Google reagiert auf Datenschutzbedenken bezüglich des Assistenten, indem es einige Richtlinien ändert

Google reaguje na obawy dotyczące prywatności dotyczące Asystenta, zmienia niektóre zasady 1

Google reagiert auf Datenschutzbedenken in Bezug auf Assistant, indem einige Richtlinien geändert werden 1

In den letzten Monaten wurden Technologie-Giganten wie Amazon, Google, Microsoft, Apple und andere aufgrund ihrer Richtlinien zur Benutzerinteraktion mit digitalen Assistenten einer genauen Prüfung unterzogen. Diese Situationen betrafen insbesondere menschliche Mitarbeiter, die Audioaufnahmen von Assistenten hörten. Im Juli wurde bestätigt, dass einer der Sprachprüfer von Google private Audiodaten durchgesickert war, und der Mountain View-Riese veröffentlichte schnell eine Erklärung, um den Benutzern zu versichern, dass die Sicherheitsrichtlinien des Assistenten überprüft werden.

Diese Änderungen werden derzeit eingeführt. Google präzisiert heute seine Datenschutzrichtlinien und kündigt die Änderungen an, um die Privatsphäre der Nutzer besser zu schützen.

Google reagiert auf Datenschutzbedenken bezüglich Assistant und ändert einige Richtlinien 2

Nachdem sich Google zum ersten Mal entschuldigt hatte, sagte Google, es habe eine vollständige Analyse seiner Systeme und Kontrollen durchgeführt, um den Schutz vor Situationen wie den oben genannten zu gewährleisten. Darüber hinaus betonte das Unternehmen, dass Audiodaten nie standardmäßig gespeichert wurden und dies auch bleiben werden. Audiodaten werden nur gespeichert, wenn der Benutzer während der Installation Voice & Audio Activity (VAA) auswählt. Vergangene Interaktionen können auch jederzeit separat von Benutzern ausgewählt und gelöscht werden.

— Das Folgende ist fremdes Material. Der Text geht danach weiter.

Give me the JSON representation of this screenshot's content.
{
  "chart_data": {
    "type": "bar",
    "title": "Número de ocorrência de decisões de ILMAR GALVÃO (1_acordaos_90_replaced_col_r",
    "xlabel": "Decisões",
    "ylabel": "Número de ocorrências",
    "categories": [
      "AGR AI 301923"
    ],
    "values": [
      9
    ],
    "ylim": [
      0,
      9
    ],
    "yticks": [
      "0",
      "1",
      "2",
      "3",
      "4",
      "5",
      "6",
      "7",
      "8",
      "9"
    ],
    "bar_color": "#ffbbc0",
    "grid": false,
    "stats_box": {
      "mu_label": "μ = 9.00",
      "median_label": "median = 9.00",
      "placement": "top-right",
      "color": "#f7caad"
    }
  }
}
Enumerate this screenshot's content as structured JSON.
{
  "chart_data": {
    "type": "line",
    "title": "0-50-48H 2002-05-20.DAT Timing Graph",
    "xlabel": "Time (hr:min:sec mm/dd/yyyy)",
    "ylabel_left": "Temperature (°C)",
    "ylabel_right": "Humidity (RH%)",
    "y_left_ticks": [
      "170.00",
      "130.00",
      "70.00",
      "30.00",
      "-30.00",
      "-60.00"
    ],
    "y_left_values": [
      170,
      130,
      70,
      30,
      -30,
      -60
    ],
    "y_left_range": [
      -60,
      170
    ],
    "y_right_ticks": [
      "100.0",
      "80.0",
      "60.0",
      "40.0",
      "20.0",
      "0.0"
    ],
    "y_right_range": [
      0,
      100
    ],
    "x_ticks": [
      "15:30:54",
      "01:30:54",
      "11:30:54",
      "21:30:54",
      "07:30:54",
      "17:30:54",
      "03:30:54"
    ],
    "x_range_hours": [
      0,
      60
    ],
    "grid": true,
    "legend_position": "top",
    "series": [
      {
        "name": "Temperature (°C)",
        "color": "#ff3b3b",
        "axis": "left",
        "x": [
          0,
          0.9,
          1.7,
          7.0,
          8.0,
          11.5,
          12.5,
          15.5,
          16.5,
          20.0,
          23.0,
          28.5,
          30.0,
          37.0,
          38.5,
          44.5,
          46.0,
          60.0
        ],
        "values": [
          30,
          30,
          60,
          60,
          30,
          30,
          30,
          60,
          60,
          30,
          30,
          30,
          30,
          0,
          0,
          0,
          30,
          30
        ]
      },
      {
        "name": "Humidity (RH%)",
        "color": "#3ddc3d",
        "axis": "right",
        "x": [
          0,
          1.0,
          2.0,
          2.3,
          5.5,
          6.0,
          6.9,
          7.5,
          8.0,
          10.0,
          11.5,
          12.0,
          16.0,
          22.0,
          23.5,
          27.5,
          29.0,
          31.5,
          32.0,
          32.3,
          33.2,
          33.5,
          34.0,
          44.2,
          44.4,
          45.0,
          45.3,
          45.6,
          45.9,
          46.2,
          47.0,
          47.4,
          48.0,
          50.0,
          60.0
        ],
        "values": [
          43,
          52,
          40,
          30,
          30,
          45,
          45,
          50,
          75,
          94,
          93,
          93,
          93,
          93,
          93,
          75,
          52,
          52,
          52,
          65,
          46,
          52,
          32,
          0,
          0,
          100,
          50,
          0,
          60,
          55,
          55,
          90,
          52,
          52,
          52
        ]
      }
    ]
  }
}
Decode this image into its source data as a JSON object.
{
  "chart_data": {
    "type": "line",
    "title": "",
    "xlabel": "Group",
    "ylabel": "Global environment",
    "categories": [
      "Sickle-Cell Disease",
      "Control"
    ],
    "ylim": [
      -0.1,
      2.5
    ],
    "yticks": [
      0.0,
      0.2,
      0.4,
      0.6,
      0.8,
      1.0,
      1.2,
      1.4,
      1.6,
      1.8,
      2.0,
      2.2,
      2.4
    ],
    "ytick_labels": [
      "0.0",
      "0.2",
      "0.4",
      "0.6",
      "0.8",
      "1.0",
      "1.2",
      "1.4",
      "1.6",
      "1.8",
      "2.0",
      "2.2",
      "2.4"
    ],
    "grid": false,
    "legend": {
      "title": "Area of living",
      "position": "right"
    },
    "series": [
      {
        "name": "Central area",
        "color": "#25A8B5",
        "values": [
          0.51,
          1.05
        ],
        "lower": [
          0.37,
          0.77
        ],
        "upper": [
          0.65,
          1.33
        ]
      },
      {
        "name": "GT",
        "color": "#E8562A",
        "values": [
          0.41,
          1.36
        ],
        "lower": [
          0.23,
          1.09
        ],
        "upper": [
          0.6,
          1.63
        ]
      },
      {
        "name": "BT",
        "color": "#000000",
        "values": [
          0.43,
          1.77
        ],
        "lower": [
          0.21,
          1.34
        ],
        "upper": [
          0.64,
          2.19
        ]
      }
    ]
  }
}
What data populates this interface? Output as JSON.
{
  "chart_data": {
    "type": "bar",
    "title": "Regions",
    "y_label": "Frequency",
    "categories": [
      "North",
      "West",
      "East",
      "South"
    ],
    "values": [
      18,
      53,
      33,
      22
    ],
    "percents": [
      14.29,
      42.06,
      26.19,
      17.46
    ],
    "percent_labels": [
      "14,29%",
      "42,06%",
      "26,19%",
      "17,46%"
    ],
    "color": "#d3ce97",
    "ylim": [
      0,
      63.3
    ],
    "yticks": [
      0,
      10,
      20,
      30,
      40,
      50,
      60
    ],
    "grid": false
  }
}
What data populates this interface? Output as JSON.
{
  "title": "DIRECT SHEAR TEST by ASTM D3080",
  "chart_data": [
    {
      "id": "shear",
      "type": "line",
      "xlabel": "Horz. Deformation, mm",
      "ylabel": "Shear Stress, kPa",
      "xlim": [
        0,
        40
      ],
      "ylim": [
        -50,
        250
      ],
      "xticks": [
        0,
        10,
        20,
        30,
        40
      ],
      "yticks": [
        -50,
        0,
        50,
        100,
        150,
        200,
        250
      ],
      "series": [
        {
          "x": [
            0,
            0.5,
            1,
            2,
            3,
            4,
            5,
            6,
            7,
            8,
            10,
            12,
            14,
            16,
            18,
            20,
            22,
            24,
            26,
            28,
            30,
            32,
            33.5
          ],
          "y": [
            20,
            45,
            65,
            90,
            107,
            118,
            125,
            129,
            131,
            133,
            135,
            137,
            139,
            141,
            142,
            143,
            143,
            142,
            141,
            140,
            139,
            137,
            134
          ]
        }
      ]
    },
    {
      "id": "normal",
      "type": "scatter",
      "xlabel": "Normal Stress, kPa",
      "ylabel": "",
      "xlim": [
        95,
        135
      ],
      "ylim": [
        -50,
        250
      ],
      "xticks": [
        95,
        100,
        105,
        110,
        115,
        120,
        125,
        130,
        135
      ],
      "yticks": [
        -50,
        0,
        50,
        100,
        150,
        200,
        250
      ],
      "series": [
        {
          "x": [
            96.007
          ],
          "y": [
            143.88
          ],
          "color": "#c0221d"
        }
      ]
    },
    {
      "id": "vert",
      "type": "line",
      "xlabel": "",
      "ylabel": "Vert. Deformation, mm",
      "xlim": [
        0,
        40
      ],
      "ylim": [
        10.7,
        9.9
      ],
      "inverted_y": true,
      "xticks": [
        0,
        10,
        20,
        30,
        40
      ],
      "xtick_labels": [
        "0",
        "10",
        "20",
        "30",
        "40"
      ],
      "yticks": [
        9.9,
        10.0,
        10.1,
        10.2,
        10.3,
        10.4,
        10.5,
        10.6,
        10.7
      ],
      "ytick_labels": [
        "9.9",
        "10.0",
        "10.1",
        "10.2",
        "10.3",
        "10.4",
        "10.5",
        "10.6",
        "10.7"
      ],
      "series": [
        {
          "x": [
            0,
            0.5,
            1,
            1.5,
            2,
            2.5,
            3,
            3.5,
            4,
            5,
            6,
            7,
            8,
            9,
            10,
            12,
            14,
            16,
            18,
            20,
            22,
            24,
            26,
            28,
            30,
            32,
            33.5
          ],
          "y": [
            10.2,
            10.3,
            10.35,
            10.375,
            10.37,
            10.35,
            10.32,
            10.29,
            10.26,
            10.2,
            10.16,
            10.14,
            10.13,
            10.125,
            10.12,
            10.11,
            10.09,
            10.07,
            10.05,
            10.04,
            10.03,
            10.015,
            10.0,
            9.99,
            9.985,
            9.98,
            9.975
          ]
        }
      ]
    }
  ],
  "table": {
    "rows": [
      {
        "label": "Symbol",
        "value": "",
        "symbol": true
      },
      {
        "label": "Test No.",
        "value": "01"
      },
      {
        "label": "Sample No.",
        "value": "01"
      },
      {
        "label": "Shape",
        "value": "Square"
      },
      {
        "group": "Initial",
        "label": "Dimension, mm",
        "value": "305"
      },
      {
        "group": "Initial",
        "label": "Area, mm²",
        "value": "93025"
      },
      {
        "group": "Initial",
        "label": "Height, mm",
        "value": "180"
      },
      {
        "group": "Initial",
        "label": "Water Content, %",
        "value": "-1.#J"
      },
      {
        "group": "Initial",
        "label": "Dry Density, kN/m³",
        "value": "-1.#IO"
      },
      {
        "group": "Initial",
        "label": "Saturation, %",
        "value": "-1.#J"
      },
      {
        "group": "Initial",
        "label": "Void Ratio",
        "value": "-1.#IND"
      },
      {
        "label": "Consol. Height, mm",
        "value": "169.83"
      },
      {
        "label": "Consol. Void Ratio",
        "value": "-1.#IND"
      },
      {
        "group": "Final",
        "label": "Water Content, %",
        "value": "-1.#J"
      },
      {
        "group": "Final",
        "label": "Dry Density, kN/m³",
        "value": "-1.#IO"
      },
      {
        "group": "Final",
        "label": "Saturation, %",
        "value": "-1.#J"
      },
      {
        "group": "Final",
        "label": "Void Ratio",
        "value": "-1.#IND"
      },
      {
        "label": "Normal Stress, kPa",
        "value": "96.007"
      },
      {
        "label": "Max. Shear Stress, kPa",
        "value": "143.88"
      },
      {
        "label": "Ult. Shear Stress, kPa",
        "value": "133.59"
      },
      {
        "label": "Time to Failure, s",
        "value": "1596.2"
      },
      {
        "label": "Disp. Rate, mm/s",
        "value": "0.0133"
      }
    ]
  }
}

Es wird jetzt auch viel klarer, dass die Aktivierung von VAA es den Prüfern ermöglicht, die Audiodaten anzuhören. Folglich werden Benutzer, bei denen diese Einstellung derzeit aktiviert ist, erneut gefragt, ob sie mit dem beschriebenen Prozess zufrieden sind, bevor eine menschliche Bewertung stattfindet. Während die auf diese Weise gesammelten Audio-Snippets nicht an bestimmte Benutzerkonten gebunden sind, fügt Google weiterhin zusätzliche Datenschutzfilter hinzu, um Zweifel an der Anonymität auszuräumen.

Und schließlich aktualisiert der Technologieriese seine VAA-Richtlinie zur Speicherung von Audiodaten. Ab Ende dieses Jahres werden deutlich weniger Audiodaten gespeichert, wobei alle Daten, die älter als einige Monate sind, automatisch gelöscht werden. In einer ähnlichen Änderung versucht Google, unbeabsichtigte Aktivierungen des Assistenten weiter zu minimieren, und die gesammelten Audiodaten werden sofort gelöscht.

All diese Ă„nderungen sind Teil des Bestrebens von Google, fĂĽr seine Kunden transparent zu sein, aber nur die Zeit wird zeigen, wie Nutzer auf sie reagieren werden. Weitere Informationen zu den verfĂĽgbaren Datenschutzbestimmungen finden Sie auf der Seite “Ihr Datenassistent”.